Folks in the Huntington Landmark senior citizens community are clashing with their homeowners association for not addressing their concerns about nine hives being kept on the property.

Resident Tom Dern said he has been stung once and believes having the bees poses a threat to the older population within the community, located between Newland and Magnolia streets and Indianapolis and Atlanta avenues.

"I don't like the fact that I have to go to the city government because I'm not a big fan of government," he said. "Let people make their own decisions, but [the homeowner's association] won't make the decision here.
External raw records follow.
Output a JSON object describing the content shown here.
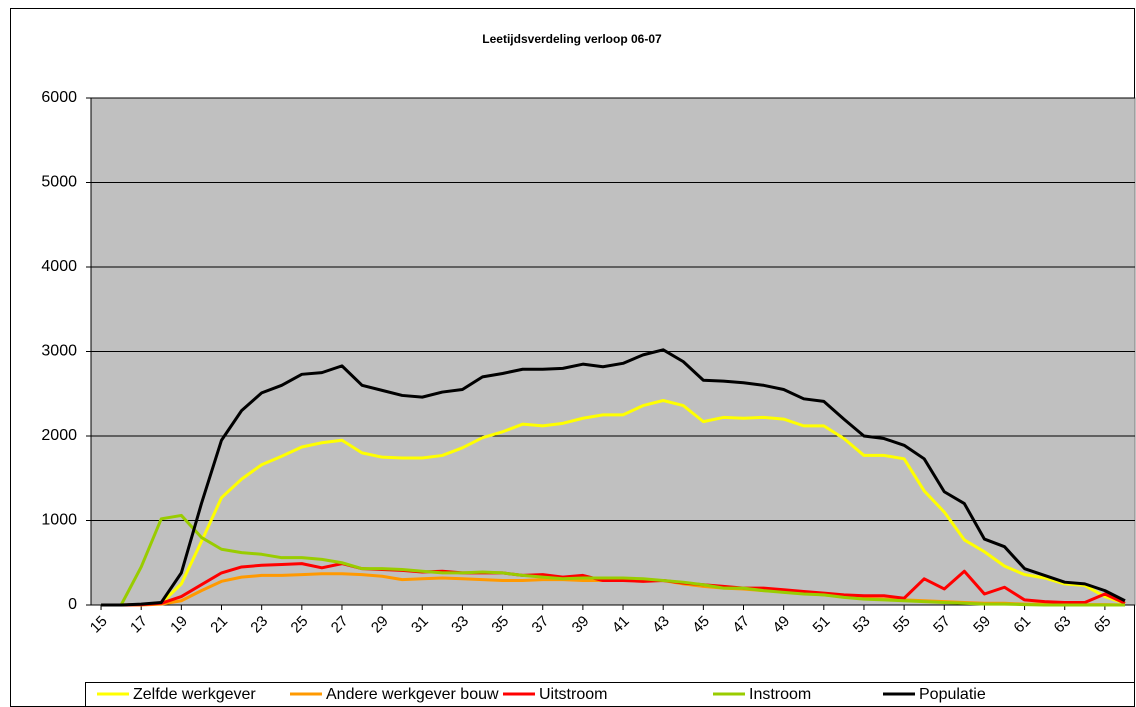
{
  "chart_data": {
    "type": "line",
    "title": "Leetijdsverdeling verloop 06-07",
    "x": [
      15,
      16,
      17,
      18,
      19,
      20,
      21,
      22,
      23,
      24,
      25,
      26,
      27,
      28,
      29,
      30,
      31,
      32,
      33,
      34,
      35,
      36,
      37,
      38,
      39,
      40,
      41,
      42,
      43,
      44,
      45,
      46,
      47,
      48,
      49,
      50,
      51,
      52,
      53,
      54,
      55,
      56,
      57,
      58,
      59,
      60,
      61,
      62,
      63,
      64,
      65,
      66
    ],
    "xlim": [
      14.5,
      66.5
    ],
    "xticks": [
      15,
      17,
      19,
      21,
      23,
      25,
      27,
      29,
      31,
      33,
      35,
      37,
      39,
      41,
      43,
      45,
      47,
      49,
      51,
      53,
      55,
      57,
      59,
      61,
      63,
      65
    ],
    "ylim": [
      0,
      6000
    ],
    "yticks": [
      0,
      1000,
      2000,
      3000,
      4000,
      5000,
      6000
    ],
    "grid": true,
    "legend": "bottom",
    "series": [
      {
        "name": "Zelfde werkgever",
        "color": "#ffff00",
        "values": [
          0,
          0,
          5,
          20,
          250,
          750,
          1270,
          1490,
          1660,
          1760,
          1870,
          1920,
          1950,
          1800,
          1750,
          1740,
          1740,
          1770,
          1860,
          1980,
          2050,
          2140,
          2120,
          2150,
          2210,
          2250,
          2250,
          2360,
          2420,
          2360,
          2170,
          2220,
          2210,
          2220,
          2200,
          2120,
          2120,
          1970,
          1770,
          1770,
          1730,
          1350,
          1100,
          770,
          630,
          460,
          360,
          320,
          250,
          230,
          100,
          20
        ]
      },
      {
        "name": "Andere werkgever bouw",
        "color": "#ff9900",
        "values": [
          0,
          0,
          0,
          10,
          50,
          170,
          280,
          330,
          350,
          350,
          360,
          370,
          370,
          360,
          340,
          300,
          310,
          320,
          310,
          300,
          290,
          290,
          300,
          300,
          290,
          290,
          290,
          290,
          290,
          250,
          220,
          200,
          190,
          170,
          160,
          140,
          120,
          100,
          80,
          70,
          60,
          50,
          40,
          30,
          20,
          20,
          10,
          10,
          10,
          5,
          5,
          0
        ]
      },
      {
        "name": "Uitstroom",
        "color": "#ff0000",
        "values": [
          0,
          0,
          5,
          20,
          100,
          240,
          380,
          450,
          470,
          480,
          490,
          440,
          490,
          430,
          420,
          410,
          390,
          400,
          380,
          380,
          380,
          350,
          360,
          330,
          350,
          290,
          290,
          280,
          290,
          260,
          240,
          220,
          200,
          200,
          180,
          160,
          140,
          120,
          110,
          110,
          80,
          310,
          190,
          400,
          130,
          210,
          60,
          40,
          30,
          30,
          130,
          20
        ]
      },
      {
        "name": "Instroom",
        "color": "#99cc00",
        "values": [
          0,
          0,
          450,
          1020,
          1060,
          800,
          660,
          620,
          600,
          560,
          560,
          540,
          500,
          430,
          430,
          420,
          400,
          380,
          380,
          390,
          380,
          350,
          330,
          310,
          320,
          320,
          320,
          310,
          290,
          270,
          240,
          200,
          200,
          170,
          150,
          130,
          120,
          90,
          70,
          60,
          50,
          40,
          30,
          20,
          10,
          10,
          5,
          0,
          0,
          0,
          0,
          0
        ]
      },
      {
        "name": "Populatie",
        "color": "#000000",
        "values": [
          0,
          0,
          10,
          30,
          380,
          1200,
          1950,
          2300,
          2510,
          2600,
          2730,
          2750,
          2830,
          2600,
          2540,
          2480,
          2460,
          2520,
          2550,
          2700,
          2740,
          2790,
          2790,
          2800,
          2850,
          2820,
          2860,
          2960,
          3020,
          2880,
          2660,
          2650,
          2630,
          2600,
          2550,
          2440,
          2410,
          2200,
          2000,
          1970,
          1890,
          1730,
          1340,
          1200,
          780,
          690,
          430,
          350,
          270,
          250,
          170,
          50
        ]
      }
    ]
  }
}
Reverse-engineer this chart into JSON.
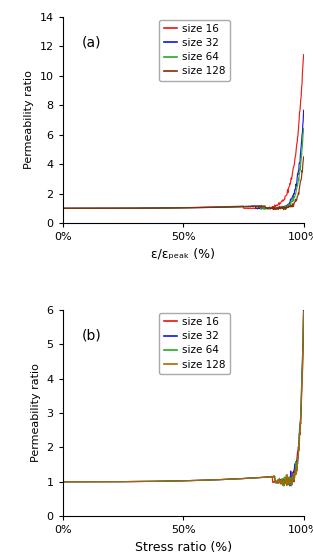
{
  "panel_a": {
    "label": "(a)",
    "xlabel": "ε/εₚₑₐₖ (%)",
    "ylabel": "Permeability ratio",
    "ylim": [
      0,
      14
    ],
    "yticks": [
      0,
      2,
      4,
      6,
      8,
      10,
      12,
      14
    ],
    "xlim": [
      0,
      1
    ],
    "xticks": [
      0,
      0.5,
      1.0
    ],
    "xticklabels": [
      "0%",
      "50%",
      "100%"
    ],
    "legend_entries": [
      "size 16",
      "size 32",
      "size 64",
      "size 128"
    ],
    "colors": [
      "#ee1111",
      "#1111ee",
      "#22aa22",
      "#8b2500"
    ],
    "peaks": [
      11.5,
      7.5,
      6.5,
      4.5
    ]
  },
  "panel_b": {
    "label": "(b)",
    "xlabel": "Stress ratio (%)",
    "ylabel": "Permeability ratio",
    "ylim": [
      0,
      6
    ],
    "yticks": [
      0,
      1,
      2,
      3,
      4,
      5,
      6
    ],
    "xlim": [
      0,
      1
    ],
    "xticks": [
      0,
      0.5,
      1.0
    ],
    "xticklabels": [
      "0%",
      "50%",
      "100%"
    ],
    "legend_entries": [
      "size 16",
      "size 32",
      "size 64",
      "size 128"
    ],
    "colors": [
      "#ee1111",
      "#1111ee",
      "#22aa22",
      "#aa6600"
    ],
    "peaks": [
      5.5,
      6.0,
      5.9,
      5.7
    ]
  }
}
I want to see the bees gone."

Marvin Garrett, a member of Landmark's HOA board and a proponent of the bees, said the beekeepers are housing only docile, European bees.

"We're trying to preserve honey bees," he said. "Because so many of the honey bees are dying off, and they're trying to figure out why, we decided that instead of killing honey bees, we would keep them. What we're really doing is managing the location of honey bees."

To address the residents' concerns, an item to amend an existing ordinance regarding beekeeping was introduced at the Aug. 5 City Council meeting.

Existing city law states that a beekeeper's hives are to be located at least 200 feet from the residence. The proposed ordinance would have altered it so that hives would have to be kept at least 200 from any residence.

In essence, it wouldn't have banned beekeeping but could have made it near impossible because of the city's density, said Amy Cripps, president of the Orange County Beekeepers Assn.

Cripps said the group has around 250 members and that beekeeping is a hobby that's growing in popularity.

The Costa Mesa resident gave presentations at the recent Orange County Fair, where she explained that bees shouldn't pose a problem to others as long as they are properly maintained. However, some keepers selectively choose to keep feral species, like Africanized bees, in their hives, contributing to the insect's population decline.

"I don't know what these guys are doing in Huntington Beach, but I'm going to venture a guess that their bees are not European," Cripps said.

Council members unanimously voted to continue the item to the next meeting, allowing staff to talk to Cripps to find a better solution to allow beekeepers to continue their hobby while protecting residents.

"I didn't realize that it was that many people that collected bees for a hobby," Councilman Joe Carchio said. "I'm not begrudging anybody to do that in their house, but when you live in close proximity to other people, like in a condominium or senior park, that could present a little bit of a problem."

HOA members appear split.

"I don't think that we need to expose senior people to a bunch of bees," said board member Donna Brady. "We had plenty of bees in the wild before, but it's not the same when you start putting hives out for them."